A Anatel avisa — mas o aviso está na página do painel, não no arquivo de dados. Quem consome o CSV não vê.

Neste artigo

O que é o IBC, e o que ele mede

O IBC é um índice sintético que resume a conectividade de cada município numa nota. O arquivo aberto traz 5.570 municípios × 5 anos = 27.850 linhas, em quatro CSVs — municípios e unidades da federação, cada um em versão original e normalizada (esta em escala de 0 a 100).

As colunas são: IBC, Cobertura Pop. 4G5G, Densidade SMP, HHI SMP, Densidade SCM, HHI SCM, Adensamento de Estações, Fibra e Cobertura de área agricultável.

Os dois “HHI” são o que há de mais interessante ali para quem opera. HHI é o índice Herfindahl-Hirschman, medida clássica de concentração de mercado: quanto maior, menos competitivo. Ter isso por município, para banda larga fixa, é uma régua de competição local que raramente se encontra pronta — e complementa o que já mostramos sobre a diferença entre os provedores no papel e os que realmente atendem em cada cidade.
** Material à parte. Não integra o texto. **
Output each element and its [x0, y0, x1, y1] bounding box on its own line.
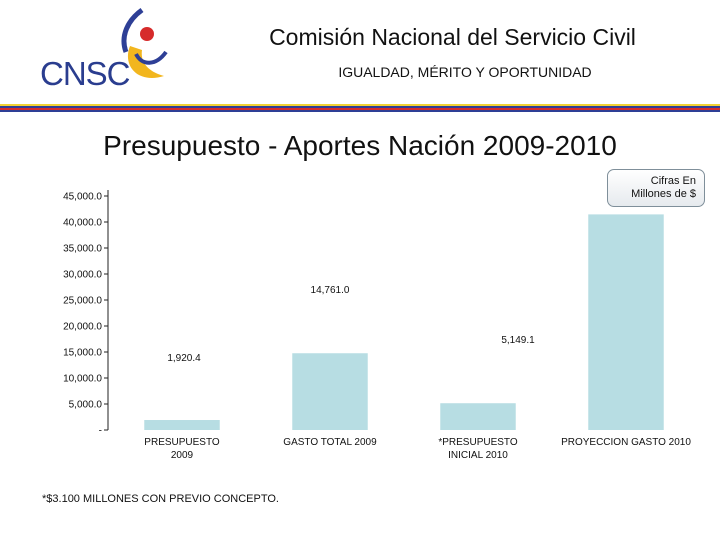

Os dados vêm de três fontes: Anatel, IBGE e Ministério da Agricultura e Pecuária. Sete das oito variáveis são calculadas pela Anatel; a exceção é a de cobertura em área agrícola, elaborada pela associação ConectarAgro em conjunto com a Universidade Federal de Viçosa.

Tabela com a mediana dos indicadores do indice de conectividade da Anatel de 2021 a 2025
A mediana de cada indicador ano a ano, com o degrau que aparece em 2024.

A quebra que aparece nos dados

Baixamos o arquivo e calculamos a mediana de cada indicador, ano a ano. O resultado tem um degrau em 2024 que não passa despercebido:

  • Densidade SMP: 47,42 → 51,20 → 53,65 → 77,66 → 79,13;
  • HHI SMP: 5.627 → 5.780 → 5.926 → 4.199 → 4.327;
  • HHI SCM: 4.384 → 4.346 → 4.253 → 5.718 → 5.845;
  • Cobertura de área agricultável: vazia em 2021, 2022 e 2023; 0,63 em 2024 e 62,99 em 2025.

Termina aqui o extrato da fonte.